In 1282, after the Sicilian Vespers, the kingdom split in half. The Angevin Kingdom of Naples included the southern part of the Italian peninsula, while the island of Sicily became the Aragonese Kingdom of Sicily. The wars continued until the peace of Caltabellotta in 1302, which saw Frederick III recognised as King of the Isle of Sicily, while Charles II was recognised as the King of Naples by Pope Boniface VIII. Despite the split, Naples grew in importance, attracting Pisan and Genoese merchants, Tuscan bankers, and with them some of the most renowned Renaissance scholars and artists of the time, including Boccaccio, Petrarch and Giotto. In the middle of the 14 C, the Hungarian Angevin King Louis the Great captured the city. Alfonso I conquered Naples after his victory against the last Angevin king, René, and Naples was unified with Sicily again for a brief period.
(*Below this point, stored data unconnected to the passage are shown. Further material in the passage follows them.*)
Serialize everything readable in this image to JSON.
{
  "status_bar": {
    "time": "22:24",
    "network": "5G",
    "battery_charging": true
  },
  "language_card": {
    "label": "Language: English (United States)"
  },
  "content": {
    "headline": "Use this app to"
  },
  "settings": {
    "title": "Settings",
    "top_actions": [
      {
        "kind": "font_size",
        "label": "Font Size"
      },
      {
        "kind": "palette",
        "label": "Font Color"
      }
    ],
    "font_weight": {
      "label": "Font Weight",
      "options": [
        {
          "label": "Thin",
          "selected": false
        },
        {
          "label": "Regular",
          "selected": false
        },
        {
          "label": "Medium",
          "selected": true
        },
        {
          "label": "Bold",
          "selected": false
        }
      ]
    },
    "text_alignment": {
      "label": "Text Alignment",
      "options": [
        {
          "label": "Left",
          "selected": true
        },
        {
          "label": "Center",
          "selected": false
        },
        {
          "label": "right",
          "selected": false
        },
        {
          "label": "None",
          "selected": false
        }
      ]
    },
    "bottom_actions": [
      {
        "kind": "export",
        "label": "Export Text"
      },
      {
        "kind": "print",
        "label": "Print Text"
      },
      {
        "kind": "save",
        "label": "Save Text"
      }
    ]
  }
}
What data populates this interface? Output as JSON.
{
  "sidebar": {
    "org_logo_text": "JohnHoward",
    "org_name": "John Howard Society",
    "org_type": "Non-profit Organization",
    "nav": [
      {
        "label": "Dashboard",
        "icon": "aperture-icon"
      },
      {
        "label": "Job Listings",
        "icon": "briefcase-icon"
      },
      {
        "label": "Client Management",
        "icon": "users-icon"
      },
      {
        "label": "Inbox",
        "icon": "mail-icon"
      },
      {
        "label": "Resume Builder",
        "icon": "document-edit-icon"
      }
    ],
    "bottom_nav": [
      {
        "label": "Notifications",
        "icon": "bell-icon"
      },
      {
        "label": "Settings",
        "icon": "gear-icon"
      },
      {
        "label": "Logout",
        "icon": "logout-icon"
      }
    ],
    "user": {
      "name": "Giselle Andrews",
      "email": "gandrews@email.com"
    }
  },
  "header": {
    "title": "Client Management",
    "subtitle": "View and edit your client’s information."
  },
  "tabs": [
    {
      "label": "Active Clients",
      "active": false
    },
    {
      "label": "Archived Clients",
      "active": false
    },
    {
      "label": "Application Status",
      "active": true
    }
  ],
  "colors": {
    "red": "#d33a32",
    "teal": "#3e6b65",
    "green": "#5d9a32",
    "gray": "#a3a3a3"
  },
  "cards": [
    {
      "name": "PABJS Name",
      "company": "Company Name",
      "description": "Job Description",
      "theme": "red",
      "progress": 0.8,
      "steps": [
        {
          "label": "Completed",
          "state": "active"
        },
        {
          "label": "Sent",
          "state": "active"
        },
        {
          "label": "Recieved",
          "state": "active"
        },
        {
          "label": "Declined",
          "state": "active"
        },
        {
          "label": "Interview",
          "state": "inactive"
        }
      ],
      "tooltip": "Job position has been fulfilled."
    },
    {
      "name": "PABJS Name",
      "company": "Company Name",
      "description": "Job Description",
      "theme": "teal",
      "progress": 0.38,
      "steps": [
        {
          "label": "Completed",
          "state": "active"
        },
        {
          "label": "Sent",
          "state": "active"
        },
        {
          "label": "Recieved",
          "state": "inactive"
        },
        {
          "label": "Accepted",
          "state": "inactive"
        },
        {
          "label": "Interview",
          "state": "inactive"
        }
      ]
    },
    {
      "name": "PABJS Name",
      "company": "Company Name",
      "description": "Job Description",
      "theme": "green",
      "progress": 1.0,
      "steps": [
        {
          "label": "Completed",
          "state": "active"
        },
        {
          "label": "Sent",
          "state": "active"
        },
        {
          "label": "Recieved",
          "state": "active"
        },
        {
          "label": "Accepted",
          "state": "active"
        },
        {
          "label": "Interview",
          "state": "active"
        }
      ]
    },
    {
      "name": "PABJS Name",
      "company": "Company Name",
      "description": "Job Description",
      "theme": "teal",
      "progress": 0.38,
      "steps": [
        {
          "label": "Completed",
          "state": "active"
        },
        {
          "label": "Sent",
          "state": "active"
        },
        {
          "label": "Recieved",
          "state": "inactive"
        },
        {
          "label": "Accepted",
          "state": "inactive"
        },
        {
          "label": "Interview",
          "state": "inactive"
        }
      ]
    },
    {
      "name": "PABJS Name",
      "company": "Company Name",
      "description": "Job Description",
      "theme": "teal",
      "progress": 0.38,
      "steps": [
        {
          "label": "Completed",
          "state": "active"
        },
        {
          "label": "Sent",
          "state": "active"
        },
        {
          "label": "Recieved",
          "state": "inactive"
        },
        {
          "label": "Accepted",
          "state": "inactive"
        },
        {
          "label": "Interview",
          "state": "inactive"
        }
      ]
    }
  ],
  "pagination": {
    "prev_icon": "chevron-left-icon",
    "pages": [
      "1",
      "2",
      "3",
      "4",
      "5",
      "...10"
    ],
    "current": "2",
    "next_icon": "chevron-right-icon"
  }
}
Late History of Naples Edit

Sicily and Naples were separated in 1458 but remained as dependencies of Aragon under Ferrante. The new dynasty enhanced Naples' commerce by establishing relations with the Iberian peninsula. Naples also became a centre of the Renaissance, with artists such as Laurana, da Messina, Sannazzaro and Poliziano arriving in the city. During 1501, Naples became under direct rule from France at the time of Louis XII, and the Neapolitan King Frederick was taken as a prisoner to France. This lasted only four years. Spain won Naples at the Battle of Garigliano and, as a result, Naples fell under the direct rule of the Spanish Empire throughout the entire Spanish Habsburg period. The Spanish sent viceroys to Naples to deal directly with local issues. The most important of these was Pedro Álvarez de Toledo, who was responsible for considerable social, economic and urban progress in the city. He also supported the Inquisition.

During this period, Naples was second only to Paris in size among European cities. It was a cultural powerhouse during the Baroque era as home to artists including Caravaggio, Rosa and Bernini, philosophers such as Telesio, Bruno, Campanella and Vico, and writers such as Battista Marino.

A revolution led by local fisherman, Tommaso Aniello, known as Masaniello, saw the creation of a brief independent Neapolitan Republic, though this lasted only a few months before Spanish rule was reinstated. In 1656, the plague killed about half of Naples' 300,000 inhabitants. Finally, by 1714, the Spanish ceased to rule Naples as a result of the War of the Spanish Succession. It was the Austrian Charles VI who ruled from Vienna, similarly through the medium of viceroys. However, the War of the Polish Succession saw the Spanish regain Sicily and Naples, which under the Treaty of Vienna, were recognised as independent in 1738 under a cadet branch of the Spanish Bourbons in the person of Charles VII.

During the time of Ferdinand IV, the French Revolution made itself felt in Naples. Nelson, an ally of the Bourbons, even arrived in the city in 1798 to warn against it. However, Ferdinand was forced to retreat and fled to Palermo, where he was protected by a British fleet. Naples' lower classes, the Lazzaroni, were strongly pious and Royalist, favouring the Bourbons. In the mêlée that followed, they fought the Neapolitan pro-Republican aristocracy, fermenting a civil war. The Republicans conquered Castel Sant'Elmo and proclaimed a Parthenopaean Republic, secured by the French Army. A counter-revolutionary religious army of Lazzaroni known as the Sanfedisti was raised and led by Fabrizio Ruffo. They had great success and the French surrendered the Neapolitan castles and were allowed to sail back to Toulon.